ERISA & Social Security Disability: Southern California Lawyers
Disability Benefits for LGL Leukemia
LGL Leukemia (large granular lymphocytic leukemia) is a rare, indolent form of leukemia, whose characteristic feature is the presence of large lmphocytes with granules in bone marrow biopsy specimens or in the blood (10-15%).
The large granular lymphocytes are considered to be "malignant" because they arise from the same clone of cells and proliferate without obeying proper restraints on their growth. The lymphocytes are of two types, cytotoxic T cells (CD8+CD57+) or natural killer (NK) cells, and their clonicity is confirmed by T-cell receptor (TCR) gene rearrangement studies.
Genetic mutations, usually STAT 3 mutations and 20q deletions, are typically seen in LGL leukemia patients when cytogenetic studies are performed.
The bone marrow may be normocellular (31%), hypercellular (56%), or hypocellular (14%). In some patients, there may be features of myelodysplastic syndrome (MDS).
In many patients, there may be few symptoms or no symptoms at all. However, some patients eventually become symptomatic. For example, patients may develop infections when their white blood cell count drops (neutropenia) and require treatment with antibiotics.
Other patients may develop anemia, with fatigue, tiredness, lightheadedness, and palor. Treatment, including bone marrow stimulation with Procrit or red blood cell transfusions, may be required.
Many patients are treated with immunosuppressive medications, because it is felt that the pathogenesis of LGL Leukemia involves autoimmune mechanisms. Approximately 30% of patients with LGL leukemia may have concomitant rheumatoid arthritis or some other autoimmune disorder.
Accordingly treatment with methotrexate, cyclosporine or cyclophosphamide (Cytoxan), has been used. While not curative, approximately 40-50% of patients typically have a reasonably good response to these drugs. Sanikemmu, SR, et al. "Clinical features and treatment outcomes in large granular lymphocytic leukemia (LGL leukemia)." Leuk Lymphoma 2018 Feb; 59(2):416-422.
Other treatments that are used, when methotrexate, cyclosporine or cyclophosphamide are either ineffective or stop working, include anti-thymosin globulin (ATG), Campath (anti-CD52), tofacitinib (Xeljanz), abatacept (Orencia), or splenectomy.
Both G-CSF and GM-CSF improve neutropenia in patients with LGL leukemia whose absolute neutrophil count (ANC) drops <500 and who develop recurrent or severe infections.
Reduced-intensity stem cell transplant (Mini-SCT)
An alternative option for older individuals that may not be able to tolerate the intensive pre-treatment with radiation and chemotherapy that a conventional SCT requires, is what has been called a "mini"-SCT. Mini-transplant patients are pre-treated with lower doses of chemotherapy, generally without radiation therapy, which they tolerate better. They then receive an infusion of donor stem cells from a compatible donor, which reconstitute the bone marrow with healthy stem cells that give rise to normal red blood cells, white blood cells, and platelets.

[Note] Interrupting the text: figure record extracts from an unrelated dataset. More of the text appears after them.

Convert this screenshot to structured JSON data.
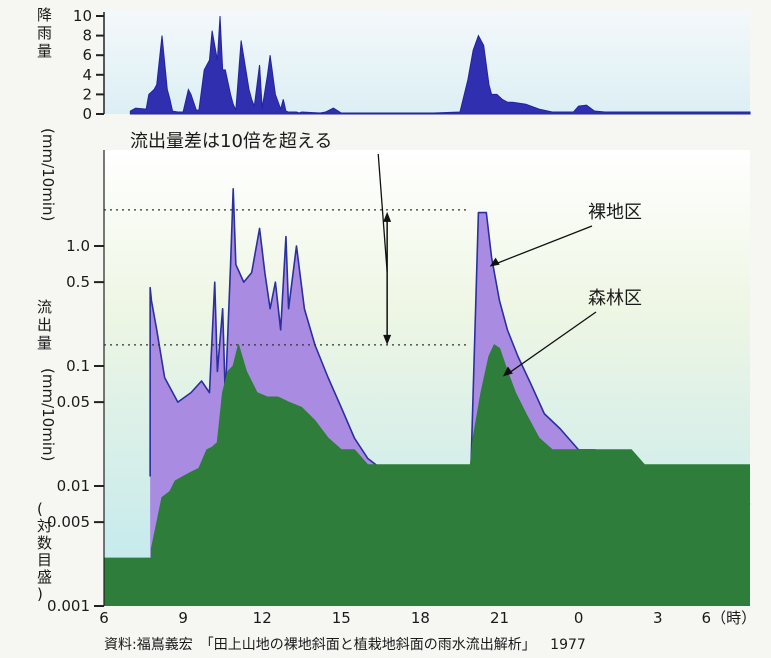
{
  "chart_data": [
    {
      "type": "area",
      "ylabel": "降雨量（mm/10min）",
      "ylim": [
        0,
        10
      ],
      "yticks": [
        "0",
        "2",
        "4",
        "6",
        "8",
        "10"
      ],
      "x": [
        7.0,
        7.2,
        7.6,
        7.7,
        7.9,
        8.0,
        8.2,
        8.4,
        8.5,
        8.6,
        8.8,
        9.0,
        9.2,
        9.3,
        9.5,
        9.6,
        9.8,
        10.0,
        10.1,
        10.3,
        10.4,
        10.5,
        10.6,
        10.8,
        10.9,
        11.0,
        11.2,
        11.5,
        11.6,
        11.7,
        11.9,
        12.0,
        12.2,
        12.3,
        12.5,
        12.7,
        12.8,
        12.9,
        13.0,
        13.3,
        13.4,
        13.5,
        14.2,
        14.4,
        14.7,
        15.0,
        15.3,
        15.5,
        16.0,
        17.0,
        18.5,
        19.5,
        19.8,
        20.0,
        20.2,
        20.4,
        20.6,
        20.7,
        20.9,
        21.1,
        21.3,
        21.5,
        22.0,
        22.5,
        23.0,
        23.8,
        24.0,
        24.3,
        24.6,
        25.0,
        27.0,
        30.5
      ],
      "rainfall": [
        0.3,
        0.6,
        0.5,
        2.0,
        2.5,
        3.0,
        8.0,
        2.5,
        1.5,
        0.3,
        0.2,
        0.2,
        2.5,
        2.0,
        0.4,
        0.4,
        4.5,
        5.5,
        8.5,
        5.5,
        10.0,
        4.5,
        4.5,
        2.0,
        1.0,
        0.4,
        7.5,
        2.5,
        1.5,
        0.8,
        5.0,
        0.6,
        4.0,
        6.0,
        2.0,
        0.5,
        1.5,
        0.3,
        0.2,
        0.2,
        0.1,
        0.2,
        0.1,
        0.2,
        0.6,
        0.1,
        0.1,
        0.1,
        0.1,
        0.1,
        0.1,
        0.2,
        3.5,
        6.5,
        8.0,
        7.0,
        3.0,
        2.0,
        2.0,
        1.5,
        1.2,
        1.2,
        1.0,
        0.5,
        0.2,
        0.2,
        0.8,
        0.9,
        0.3,
        0.2,
        0.2,
        0.2
      ]
    },
    {
      "type": "area",
      "ylabel": "流出量（mm/10min）（対数目盛）",
      "yscale": "log",
      "ylim": [
        0.001,
        2
      ],
      "yticks": [
        "0.001",
        "0.005",
        "0.01",
        "0.05",
        "0.1",
        "0.5",
        "1.0"
      ],
      "xticks": [
        "6",
        "9",
        "12",
        "15",
        "18",
        "21",
        "0",
        "3",
        "6（時）"
      ],
      "xlim": [
        6,
        30.5
      ],
      "series": [
        {
          "name": "裸地区",
          "color": "#2b2fa0",
          "fill": "#a98ce2",
          "x": [
            6.0,
            7.75,
            7.75,
            7.8,
            8.0,
            8.3,
            8.8,
            9.3,
            9.7,
            10.0,
            10.2,
            10.3,
            10.5,
            10.6,
            10.8,
            10.9,
            11.0,
            11.3,
            11.6,
            11.9,
            12.1,
            12.3,
            12.5,
            12.7,
            12.9,
            13.0,
            13.3,
            13.6,
            14.0,
            14.5,
            15.0,
            15.5,
            16.0,
            16.5,
            17.0,
            17.5,
            18.0,
            18.5,
            19.0,
            19.5,
            19.8,
            19.85,
            20.2,
            20.5,
            20.7,
            21.0,
            21.3,
            21.7,
            22.2,
            22.7,
            23.3,
            24.0,
            24.6,
            25.2,
            25.8,
            26.5,
            27.2,
            28.0,
            28.5,
            29.0,
            29.5,
            30.5
          ],
          "y": [
            null,
            0.012,
            0.45,
            0.35,
            0.2,
            0.08,
            0.05,
            0.06,
            0.075,
            0.06,
            0.5,
            0.09,
            0.3,
            0.055,
            0.7,
            3.0,
            0.7,
            0.5,
            0.6,
            1.4,
            0.6,
            0.3,
            0.5,
            0.2,
            1.2,
            0.3,
            1.0,
            0.3,
            0.15,
            0.08,
            0.045,
            0.025,
            0.017,
            0.014,
            0.012,
            0.012,
            0.01,
            0.01,
            0.01,
            0.008,
            0.006,
            0.0045,
            1.9,
            1.9,
            0.8,
            0.35,
            0.2,
            0.12,
            0.07,
            0.04,
            0.03,
            0.02,
            0.02,
            0.018,
            0.016,
            0.014,
            0.012,
            0.012,
            0.01,
            0.01,
            0.01,
            0.007
          ]
        },
        {
          "name": "森林区",
          "color": "#2e7d3b",
          "fill": "#2e7d3b",
          "x": [
            6.0,
            7.8,
            7.8,
            8.2,
            8.5,
            8.7,
            9.0,
            9.3,
            9.6,
            9.9,
            10.1,
            10.3,
            10.5,
            10.7,
            10.9,
            11.1,
            11.4,
            11.8,
            12.2,
            12.6,
            13.0,
            13.5,
            14.0,
            14.5,
            15.0,
            15.5,
            16.0,
            16.5,
            17.0,
            19.0,
            19.6,
            19.9,
            20.0,
            20.3,
            20.6,
            20.8,
            21.0,
            21.3,
            21.6,
            22.0,
            22.5,
            23.0,
            23.5,
            24.0,
            24.5,
            25.0,
            25.5,
            26.0,
            26.5,
            27.0,
            28.0,
            29.0,
            30.5
          ],
          "y": [
            0.0025,
            0.0025,
            0.003,
            0.008,
            0.009,
            0.011,
            0.012,
            0.013,
            0.014,
            0.02,
            0.021,
            0.023,
            0.06,
            0.09,
            0.1,
            0.15,
            0.09,
            0.06,
            0.055,
            0.055,
            0.05,
            0.045,
            0.035,
            0.025,
            0.02,
            0.02,
            0.015,
            0.015,
            0.015,
            0.015,
            0.015,
            0.015,
            0.025,
            0.06,
            0.12,
            0.15,
            0.14,
            0.09,
            0.06,
            0.04,
            0.025,
            0.02,
            0.02,
            0.02,
            0.02,
            0.02,
            0.02,
            0.02,
            0.015,
            0.015,
            0.015,
            0.015,
            0.015
          ]
        }
      ],
      "annotations": {
        "note": "流出量差は10倍を超える",
        "bare_label": "裸地区",
        "forest_label": "森林区"
      }
    }
  ],
  "source": {
    "citation": "資料:福嶌義宏　「田上山地の裸地斜面と植栽地斜面の雨水流出解析」",
    "year": "1977"
  }
}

Mini-SCT has been successfully used to treat aplastic anemia, leukemia, myelodysplasia, myeloproliferative diseases, lymphoma, and multiple myeloma. Unlike conventional SCT, which essentially eliminates all lthe stem cells in the bone marrow, mini-SCT suppresses the bone marrow to allow healthy donor stem cells to reconstitute the bone marrow.
While there are still significant risks with the mini-SCT, it is an option for older patients that may not tolerate conventional bone marrow therapy.
Disability Benefits with LGL Leukemia
Whether you are eligible for long-term disability benefits under the Social Security Act (SSDI) and/or in accordance with an employer-based disability plan (ERISA), will depend on the stage of your LGL leukemia, the symptoms and functional limitations that you have, and the adequacy of the medical documentation in your medical record.
If you have LDL leukemia and are prone to repeated infections, by virtue of a low white blood cell count, then certain working environments (crowds, multiple-person offices) may be medically contraindicated, because of the risk of exposure to infection.
Documenting your limitations: How does your condition affect you? Be specific to articulate to your physician details of your physical limitations and how they impact you on a daily basis with regard to your daily living activities, your ability to stand/walk, lift/carry, and even sit for extended periods of time and need for breaks or rest from pain or fatigue. These are important factors and details regarding your functional capacity and important in evaluating whether you can perform your work or any work.